Footwear Prototype Resources: Recommendations?

Hey everyone,

I would be grateful to know of any recommendations anyone has for footwear prototyping resources. Looking for an experienced individual or business.

Thoughts?

Thanks in advance,
Ryan

I realize I posted this Friday afternoon (not the best time for seeking advice). Hope you guys don’t mind me bringing it to the front again…

Thanks,
Ryan

Can you be more specific what you are looking for. What type of footwear?
Are you looking for a complete wearable shoe or a rapid prototype (non functional) of a sole unit.

The concepts cover a variety of industries: skate, work, hike

The prototype(s) need to be appearance models - so somewhere in between a wearable shoe and a rapid prototype. I’m more specifically looking for sewing & assembly resources familiar with footwear construction and confident in using actual materials. If there are any prototype molders focused in footwear, that would be interesting to learn of as well.

thanks!

The usual way to get footwear prototypes (especially in the categories you describe) is via a factory sample room.
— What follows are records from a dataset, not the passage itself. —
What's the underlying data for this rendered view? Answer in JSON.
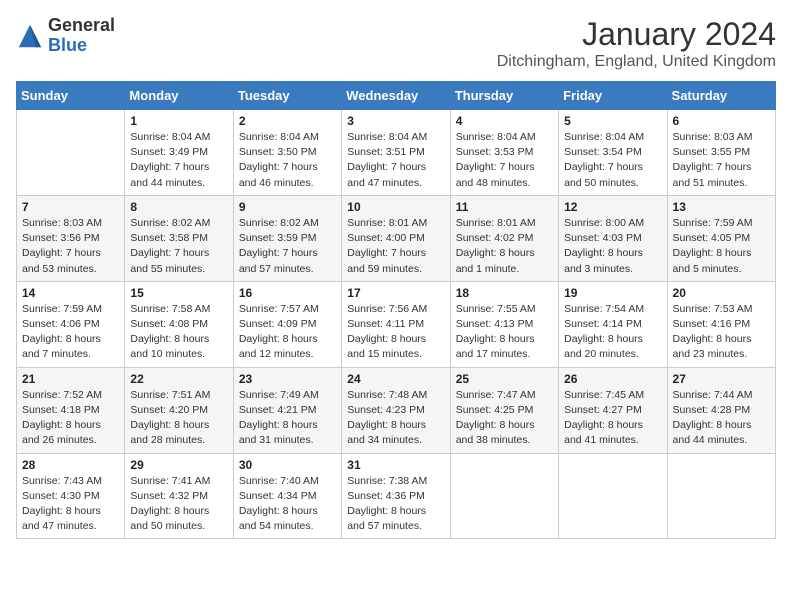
{
  "logo": {
    "general": "General",
    "blue": "Blue"
  },
  "title": "January 2024",
  "location": "Ditchingham, England, United Kingdom",
  "days_of_week": [
    "Sunday",
    "Monday",
    "Tuesday",
    "Wednesday",
    "Thursday",
    "Friday",
    "Saturday"
  ],
  "weeks": [
    [
      {
        "day": "",
        "sunrise": "",
        "sunset": "",
        "daylight": ""
      },
      {
        "day": "1",
        "sunrise": "Sunrise: 8:04 AM",
        "sunset": "Sunset: 3:49 PM",
        "daylight": "Daylight: 7 hours and 44 minutes."
      },
      {
        "day": "2",
        "sunrise": "Sunrise: 8:04 AM",
        "sunset": "Sunset: 3:50 PM",
        "daylight": "Daylight: 7 hours and 46 minutes."
      },
      {
        "day": "3",
        "sunrise": "Sunrise: 8:04 AM",
        "sunset": "Sunset: 3:51 PM",
        "daylight": "Daylight: 7 hours and 47 minutes."
      },
      {
        "day": "4",
        "sunrise": "Sunrise: 8:04 AM",
        "sunset": "Sunset: 3:53 PM",
        "daylight": "Daylight: 7 hours and 48 minutes."
      },
      {
        "day": "5",
        "sunrise": "Sunrise: 8:04 AM",
        "sunset": "Sunset: 3:54 PM",
        "daylight": "Daylight: 7 hours and 50 minutes."
      },
      {
        "day": "6",
        "sunrise": "Sunrise: 8:03 AM",
        "sunset": "Sunset: 3:55 PM",
        "daylight": "Daylight: 7 hours and 51 minutes."
      }
    ],
    [
      {
        "day": "7",
        "sunrise": "Sunrise: 8:03 AM",
        "sunset": "Sunset: 3:56 PM",
        "daylight": "Daylight: 7 hours and 53 minutes."
      },
      {
        "day": "8",
        "sunrise": "Sunrise: 8:02 AM",
        "sunset": "Sunset: 3:58 PM",
        "daylight": "Daylight: 7 hours and 55 minutes."
      },
      {
        "day": "9",
        "sunrise": "Sunrise: 8:02 AM",
        "sunset": "Sunset: 3:59 PM",
        "daylight": "Daylight: 7 hours and 57 minutes."
      },
      {
        "day": "10",
        "sunrise": "Sunrise: 8:01 AM",
        "sunset": "Sunset: 4:00 PM",
        "daylight": "Daylight: 7 hours and 59 minutes."
      },
      {
        "day": "11",
        "sunrise": "Sunrise: 8:01 AM",
        "sunset": "Sunset: 4:02 PM",
        "daylight": "Daylight: 8 hours and 1 minute."
      },
      {
        "day": "12",
        "sunrise": "Sunrise: 8:00 AM",
        "sunset": "Sunset: 4:03 PM",
        "daylight": "Daylight: 8 hours and 3 minutes."
      },
      {
        "day": "13",
        "sunrise": "Sunrise: 7:59 AM",
        "sunset": "Sunset: 4:05 PM",
        "daylight": "Daylight: 8 hours and 5 minutes."
      }
    ],
    [
      {
        "day": "14",
        "sunrise": "Sunrise: 7:59 AM",
        "sunset": "Sunset: 4:06 PM",
        "daylight": "Daylight: 8 hours and 7 minutes."
      },
      {
        "day": "15",
        "sunrise": "Sunrise: 7:58 AM",
        "sunset": "Sunset: 4:08 PM",
        "daylight": "Daylight: 8 hours and 10 minutes."
      },
      {
        "day": "16",
        "sunrise": "Sunrise: 7:57 AM",
        "sunset": "Sunset: 4:09 PM",
        "daylight": "Daylight: 8 hours and 12 minutes."
      },
      {
        "day": "17",
        "sunrise": "Sunrise: 7:56 AM",
        "sunset": "Sunset: 4:11 PM",
        "daylight": "Daylight: 8 hours and 15 minutes."
      },
      {
        "day": "18",
        "sunrise": "Sunrise: 7:55 AM",
        "sunset": "Sunset: 4:13 PM",
        "daylight": "Daylight: 8 hours and 17 minutes."
      },
      {
        "day": "19",
        "sunrise": "Sunrise: 7:54 AM",
        "sunset": "Sunset: 4:14 PM",
        "daylight": "Daylight: 8 hours and 20 minutes."
      },
      {
        "day": "20",
        "sunrise": "Sunrise: 7:53 AM",
        "sunset": "Sunset: 4:16 PM",
        "daylight": "Daylight: 8 hours and 23 minutes."
      }
    ],
    [
      {
        "day": "21",
        "sunrise": "Sunrise: 7:52 AM",
        "sunset": "Sunset: 4:18 PM",
        "daylight": "Daylight: 8 hours and 26 minutes."
      },
      {
        "day": "22",
        "sunrise": "Sunrise: 7:51 AM",
        "sunset": "Sunset: 4:20 PM",
        "daylight": "Daylight: 8 hours and 28 minutes."
      },
      {
        "day": "23",
        "sunrise": "Sunrise: 7:49 AM",
        "sunset": "Sunset: 4:21 PM",
        "daylight": "Daylight: 8 hours and 31 minutes."
      },
      {
        "day": "24",
        "sunrise": "Sunrise: 7:48 AM",
        "sunset": "Sunset: 4:23 PM",
        "daylight": "Daylight: 8 hours and 34 minutes."
      },
      {
        "day": "25",
        "sunrise": "Sunrise: 7:47 AM",
        "sunset": "Sunset: 4:25 PM",
        "daylight": "Daylight: 8 hours and 38 minutes."
      },
      {
        "day": "26",
        "sunrise": "Sunrise: 7:45 AM",
        "sunset": "Sunset: 4:27 PM",
        "daylight": "Daylight: 8 hours and 41 minutes."
      },
      {
        "day": "27",
        "sunrise": "Sunrise: 7:44 AM",
        "sunset": "Sunset: 4:28 PM",
        "daylight": "Daylight: 8 hours and 44 minutes."
      }
    ],
    [
      {
        "day": "28",
        "sunrise": "Sunrise: 7:43 AM",
        "sunset": "Sunset: 4:30 PM",
        "daylight": "Daylight: 8 hours and 47 minutes."
      },
      {
        "day": "29",
        "sunrise": "Sunrise: 7:41 AM",
        "sunset": "Sunset: 4:32 PM",
        "daylight": "Daylight: 8 hours and 50 minutes."
      },
      {
        "day": "30",
        "sunrise": "Sunrise: 7:40 AM",
        "sunset": "Sunset: 4:34 PM",
        "daylight": "Daylight: 8 hours and 54 minutes."
      },
      {
        "day": "31",
        "sunrise": "Sunrise: 7:38 AM",
        "sunset": "Sunset: 4:36 PM",
        "daylight": "Daylight: 8 hours and 57 minutes."
      },
      {
        "day": "",
        "sunrise": "",
        "sunset": "",
        "daylight": ""
      },
      {
        "day": "",
        "sunrise": "",
        "sunset": "",
        "daylight": ""
      },
      {
        "day": "",
        "sunrise": "",
        "sunset": "",
        "daylight": ""
      }
    ]
  ]
}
But you can only do this if you can convince the factory that you will place production. They will not entertain anyone who is just wanting ‘look see’ samples. If they are not convinced by you (especially if you are not ‘trade’) then they will say no. If you make samples and don’t place production then there is no way they will do anything for you again. It’s a great way to lose a great factory IMO.

So the only way round this is to find a shoemaker, get him to make the uppers for you and then look for a model maker who can make you a model of the outsole. You can then ‘sit’ the lasted upper (called a pullover) on the model outsole for an idea of how the finished model will look. I have done this many times when working for brands over the years.

We have model makers in the UK who do outsole models, perhaps someone in the USA might know someone who can do outsole models. They need to be able to understand footwear, because they will need to know how to work with a last (making allowances for the lasted uppers etc). The British guys that I have used have all had long working relationships with famous footwear brands.